As long as he was Babubhai, he was winning elections.

Ahmed Patel is a very affable person.

He provides continuity to the party from Indira Gandhi, Sanjay Gandhi, Rajiv Gandhi, Sonia Gandhi to Rahul Gandhi.

He has the ability to reach out to any state and any party level leader.

He was also one of the three parliamentary secretaries that Rajiv Gandhi appointed and they were called Amar, Akbar and Anthony.

The other two being Oscar Fernandes and Arun Singh.

How can the Congress sideline leaders like Shashi Tharoor and Manish Tewari who are so well read and popular among the public and they also win Lok Sabha elections?

If you are an alternate power centre in any party, then that path is very difficult and challenging.

To be inside a political party and raise issues is not an easy thing to do, and therefore there is a lack of inner-party democracy in any regional party or national party.

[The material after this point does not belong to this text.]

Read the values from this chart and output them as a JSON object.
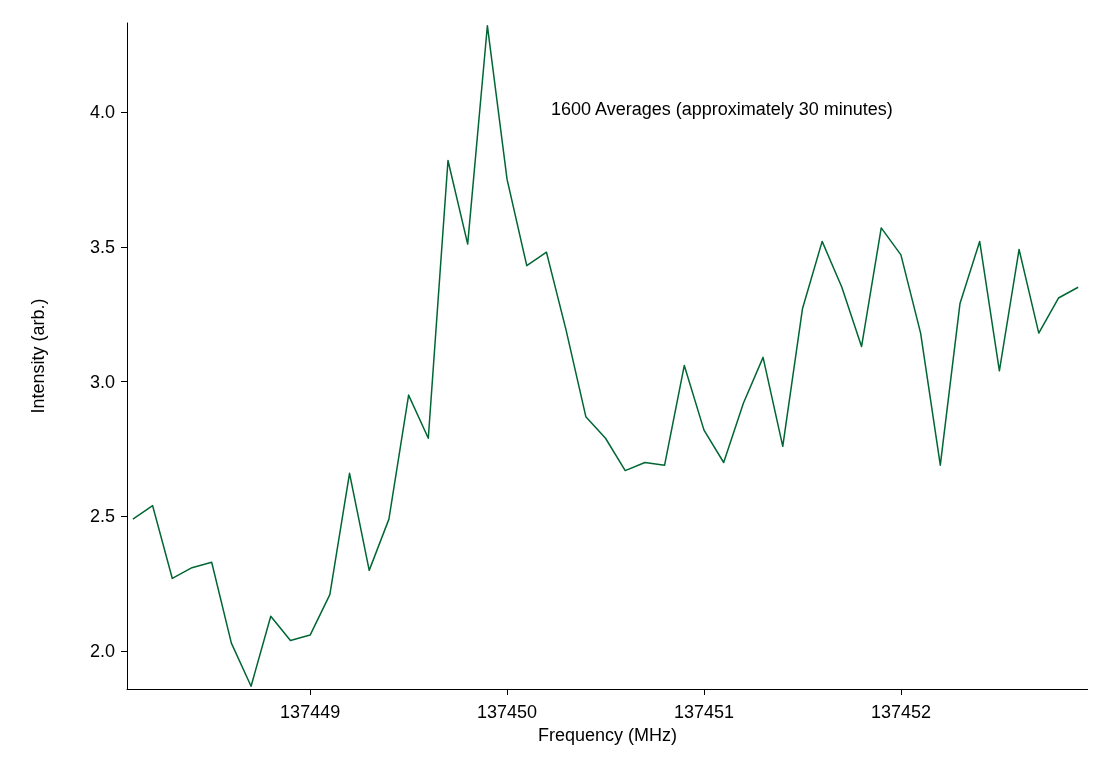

If Manish Tewari and Shashi Tharoor chose that path, then there is bound to be hardships.

My own view is that they are also partially to be blamed as when there was an election for Congress leader in Parliament, they should have contested which they did not and asked Sonia Gandhi to take a call. (Adhir Ranjan Chowdhury was appointed as the Congress leader in Lok Sabha).

Now Adhir Ranjan Chowdhury has become Bengal Congress president.

Shashi Tharoor or Manish Tewari can raise objections as there is one man, one post policy, and ask for new leadership in the house.